17–19 Jun 2020
Civic Centre
Europe/London timezone

Becoming Fugitives - Collaborating towards anti-colonial/decolonial praxis in academic spaces

17 Jun 2020, 15:00
1h 30m
Dobson Room

Dobson Room

Roundtable Colonial, Postcolonial and Decolonial Working Group

Description

For colleagues invested in anti-colonial/decolonial movements – and to their disordering and disruption of coloniality, as global and transversal processes – there is a constant, unsettling set of questions that emerge, given the constrictive arena in which we produce our scholarship: How do we produce an ethics of practice that is politically invested in solidarity and allyship; that contributes to rather than extracts from movements and struggles; that challenges attempts to discipline who, what, where and how we teach and share our work? In other words, how do we produce scholarship that operates as and with anti-colonial/decolonial praxis?

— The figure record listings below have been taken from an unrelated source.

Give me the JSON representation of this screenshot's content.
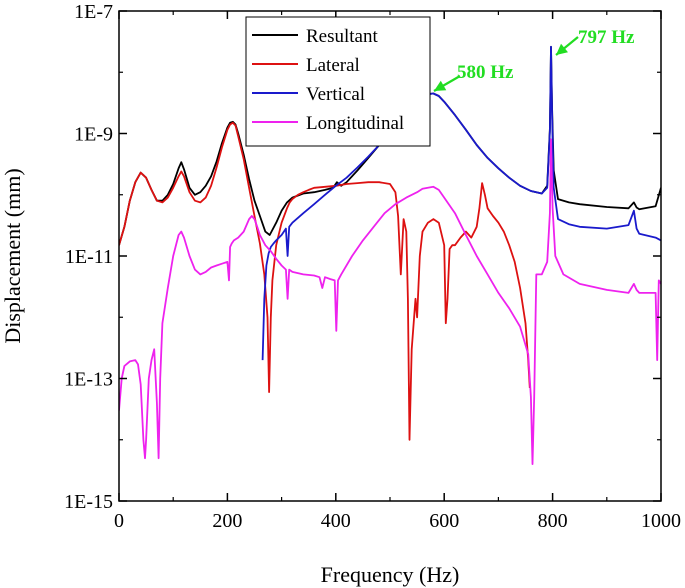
{
  "chart_data": {
    "type": "line",
    "xlabel": "Frequency (Hz)",
    "ylabel": "Displacement (mm)",
    "xlim": [
      0,
      1000
    ],
    "ylim": [
      1e-15,
      1e-07
    ],
    "yscale": "log",
    "x_ticks": [
      0,
      200,
      400,
      600,
      800,
      1000
    ],
    "x_tick_labels": [
      "0",
      "200",
      "400",
      "600",
      "800",
      "1000"
    ],
    "y_ticks": [
      1e-15,
      1e-13,
      1e-11,
      1e-09,
      1e-07
    ],
    "y_tick_labels": [
      "1E-15",
      "1E-13",
      "1E-11",
      "1E-9",
      "1E-7"
    ],
    "grid": false,
    "legend_position": "top-center",
    "annotations": [
      {
        "text": "580 Hz",
        "x": 580,
        "y": 4.5e-09,
        "color": "#22dd22"
      },
      {
        "text": "797 Hz",
        "x": 797,
        "y": 2.6e-08,
        "color": "#22dd22"
      }
    ],
    "series": [
      {
        "name": "Resultant",
        "color": "#000000",
        "x": [
          0,
          10,
          20,
          30,
          40,
          50,
          60,
          70,
          80,
          90,
          100,
          110,
          115,
          120,
          130,
          140,
          150,
          160,
          170,
          180,
          190,
          200,
          205,
          210,
          215,
          220,
          230,
          240,
          250,
          260,
          270,
          278,
          290,
          300,
          310,
          320,
          340,
          360,
          380,
          395,
          402,
          410,
          420,
          440,
          460,
          480,
          500,
          520,
          540,
          560,
          570,
          580,
          590,
          600,
          620,
          640,
          660,
          680,
          700,
          720,
          740,
          760,
          780,
          790,
          795,
          797,
          799,
          802,
          810,
          830,
          850,
          900,
          940,
          950,
          955,
          960,
          990,
          1000
        ],
        "y": [
          1.5e-11,
          3e-11,
          8e-11,
          1.6e-10,
          2.3e-10,
          1.9e-10,
          1.2e-10,
          8e-11,
          8e-11,
          1e-10,
          1.5e-10,
          2.7e-10,
          3.4e-10,
          2.6e-10,
          1.3e-10,
          1e-10,
          1.1e-10,
          1.4e-10,
          2e-10,
          3.5e-10,
          7e-10,
          1.25e-09,
          1.5e-09,
          1.55e-09,
          1.4e-09,
          1e-09,
          4.5e-10,
          1.8e-10,
          8e-11,
          4.5e-11,
          2.5e-11,
          2.2e-11,
          3.5e-11,
          5.5e-11,
          7.5e-11,
          9e-11,
          1.05e-10,
          1.1e-10,
          1.2e-10,
          1.3e-10,
          1.6e-10,
          1.4e-10,
          1.6e-10,
          2.5e-10,
          4e-10,
          6.5e-10,
          1.1e-09,
          1.8e-09,
          2.9e-09,
          4e-09,
          4.4e-09,
          4.5e-09,
          4.1e-09,
          3.3e-09,
          2e-09,
          1.15e-09,
          6.5e-10,
          4e-10,
          2.7e-10,
          1.9e-10,
          1.4e-10,
          1.15e-10,
          1.05e-10,
          1.4e-10,
          1.2e-09,
          2.6e-08,
          2.5e-09,
          2.5e-10,
          8.5e-11,
          7.5e-11,
          7e-11,
          6.3e-11,
          6e-11,
          7.5e-11,
          6.2e-11,
          5.8e-11,
          6.5e-11,
          1.3e-10
        ]
      },
      {
        "name": "Lateral",
        "color": "#dd1111",
        "x": [
          0,
          10,
          20,
          30,
          40,
          50,
          60,
          70,
          80,
          90,
          100,
          110,
          115,
          120,
          130,
          140,
          150,
          160,
          170,
          180,
          190,
          200,
          205,
          210,
          215,
          220,
          230,
          240,
          250,
          260,
          268,
          274,
          277,
          280,
          283,
          290,
          300,
          310,
          315,
          320,
          330,
          340,
          350,
          360,
          380,
          400,
          420,
          440,
          460,
          480,
          500,
          510,
          515,
          520,
          525,
          530,
          533,
          536,
          540,
          547,
          550,
          555,
          560,
          570,
          580,
          590,
          600,
          603,
          606,
          610,
          615,
          620,
          630,
          640,
          650,
          660,
          665,
          670,
          675,
          680,
          690,
          700,
          710,
          720,
          730,
          740,
          750,
          755,
          758
        ],
        "y": [
          1.5e-11,
          3e-11,
          8e-11,
          1.6e-10,
          2.3e-10,
          1.9e-10,
          1.2e-10,
          8e-11,
          7.5e-11,
          9e-11,
          1.3e-10,
          2e-10,
          2.4e-10,
          2e-10,
          1.1e-10,
          8e-11,
          7.5e-11,
          9e-11,
          1.4e-10,
          2.8e-10,
          6e-10,
          1.15e-09,
          1.4e-09,
          1.5e-09,
          1.35e-09,
          9e-10,
          3.8e-10,
          1.3e-10,
          4.5e-11,
          1.6e-11,
          5e-12,
          1e-12,
          6e-14,
          1e-12,
          4e-12,
          1.5e-11,
          3.5e-11,
          6e-11,
          7.5e-11,
          8.5e-11,
          1e-10,
          1.1e-10,
          1.2e-10,
          1.3e-10,
          1.35e-10,
          1.4e-10,
          1.5e-10,
          1.55e-10,
          1.6e-10,
          1.6e-10,
          1.5e-10,
          1.1e-10,
          4.5e-11,
          5e-12,
          4e-11,
          2.5e-11,
          2e-12,
          1e-14,
          3e-13,
          2e-12,
          1e-12,
          1e-11,
          2.5e-11,
          3.5e-11,
          4e-11,
          3.5e-11,
          1.5e-11,
          8e-13,
          2e-12,
          1.3e-11,
          1.5e-11,
          1.5e-11,
          2e-11,
          2.5e-11,
          2e-11,
          3e-11,
          6e-11,
          1.55e-10,
          1e-10,
          6e-11,
          4.5e-11,
          3.5e-11,
          2.5e-11,
          1.5e-11,
          8e-12,
          3e-12,
          8e-13,
          2e-13,
          7e-14
        ]
      },
      {
        "name": "Vertical",
        "color": "#1a1acc",
        "x": [
          265,
          268,
          272,
          276,
          280,
          285,
          290,
          300,
          308,
          311,
          314,
          320,
          340,
          360,
          380,
          400,
          420,
          440,
          460,
          480,
          500,
          520,
          540,
          560,
          570,
          580,
          590,
          600,
          620,
          640,
          660,
          680,
          700,
          720,
          740,
          760,
          780,
          790,
          795,
          797,
          799,
          802,
          810,
          830,
          850,
          900,
          940,
          950,
          955,
          960,
          990,
          1000
        ],
        "y": [
          2e-13,
          2e-12,
          7e-12,
          1.1e-11,
          1.4e-11,
          1.6e-11,
          1.8e-11,
          2.2e-11,
          2.8e-11,
          1e-11,
          3e-11,
          3.5e-11,
          5e-11,
          7e-11,
          1e-10,
          1.4e-10,
          1.9e-10,
          2.8e-10,
          4.2e-10,
          6.5e-10,
          1.1e-09,
          1.8e-09,
          2.9e-09,
          4e-09,
          4.4e-09,
          4.5e-09,
          4.1e-09,
          3.3e-09,
          2e-09,
          1.15e-09,
          6.5e-10,
          4e-10,
          2.7e-10,
          1.9e-10,
          1.4e-10,
          1.15e-10,
          1.05e-10,
          1.3e-10,
          1.1e-09,
          2.6e-08,
          2e-09,
          1.3e-10,
          4e-11,
          3.3e-11,
          3e-11,
          2.8e-11,
          3.2e-11,
          5.5e-11,
          2.8e-11,
          2.3e-11,
          2e-11,
          1.8e-11
        ]
      },
      {
        "name": "Longitudinal",
        "color": "#ee22ee",
        "x": [
          0,
          5,
          10,
          20,
          30,
          35,
          40,
          45,
          48,
          50,
          55,
          60,
          65,
          70,
          73,
          76,
          80,
          90,
          100,
          110,
          115,
          120,
          130,
          140,
          150,
          160,
          170,
          180,
          190,
          200,
          203,
          205,
          208,
          212,
          220,
          230,
          240,
          245,
          250,
          255,
          260,
          270,
          280,
          290,
          300,
          308,
          311,
          314,
          320,
          340,
          360,
          370,
          375,
          380,
          390,
          398,
          401,
          404,
          410,
          430,
          450,
          470,
          490,
          510,
          530,
          550,
          560,
          570,
          580,
          590,
          600,
          620,
          640,
          660,
          680,
          700,
          720,
          740,
          755,
          760,
          763,
          766,
          770,
          780,
          790,
          795,
          797,
          800,
          805,
          820,
          850,
          900,
          940,
          950,
          955,
          960,
          990,
          993,
          996,
          1000
        ],
        "y": [
          3e-14,
          1e-13,
          1.6e-13,
          1.9e-13,
          2e-13,
          1.7e-13,
          8e-14,
          1e-14,
          5e-15,
          1e-14,
          1e-13,
          2e-13,
          3e-13,
          4e-14,
          5e-15,
          1e-13,
          8e-13,
          3e-12,
          1e-11,
          2.2e-11,
          2.5e-11,
          2e-11,
          1e-11,
          6e-12,
          5e-12,
          5.5e-12,
          6.5e-12,
          7e-12,
          7.5e-12,
          8e-12,
          4e-12,
          1.4e-11,
          1.6e-11,
          1.8e-11,
          2e-11,
          2.5e-11,
          4e-11,
          4.5e-11,
          4e-11,
          3e-11,
          2.2e-11,
          1.5e-11,
          1.2e-11,
          9e-12,
          7e-12,
          6e-12,
          2e-12,
          6e-12,
          5.5e-12,
          5e-12,
          4.8e-12,
          4.5e-12,
          3e-12,
          4.5e-12,
          4.2e-12,
          4e-12,
          6e-13,
          4e-12,
          5e-12,
          1e-11,
          1.8e-11,
          3e-11,
          5e-11,
          7e-11,
          9e-11,
          1.1e-10,
          1.25e-10,
          1.3e-10,
          1.35e-10,
          1.2e-10,
          9e-11,
          5e-11,
          2.2e-11,
          1e-11,
          5e-12,
          2.5e-12,
          1.4e-12,
          7e-13,
          2.5e-13,
          5e-14,
          4e-15,
          5e-14,
          5e-12,
          5e-12,
          8e-12,
          5e-11,
          8e-10,
          6e-11,
          1e-11,
          5e-12,
          3.5e-12,
          2.8e-12,
          2.5e-12,
          3.5e-12,
          2.8e-12,
          2.5e-12,
          2.5e-12,
          2e-13,
          4e-12,
          3.5e-12
        ]
      }
    ]
  }
}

This roundtable attempts to contribute both conceptually and methodologically to these questions. On one hand, participants already engage these questions in their own work in International Studies: in the way they examine race and gender as imbricated in colonial relations, rethink policing and carcerality as foundational to global capitalist-colonial systems, work to reveal colonial relations in materials and materiality, and envision decolonial methods and practices in quotidian spaces and lives. On the other, this roundtable asks participants to read and reflect on the work of the other members, and thus present on how the challenges and political projects inherent to their colleagues’ work - in terms of methodologies, topics, and approaches - changes and helps to better develop their own. In this way, the roundtable sets out to expand the connections between different analyses of colonial and anti-colonial circuits, and at the same time disrupt the modes of accumulation and extraction that are central to academic knowledge production, and which we are consistently encouraged to pursue. Our aim is to contribute new thinking about collaboration and collective production that is both rigorous and generative; encouraging ally-ship, solidarity, support and political accountability to one another, and to the communities with which we work on the ground.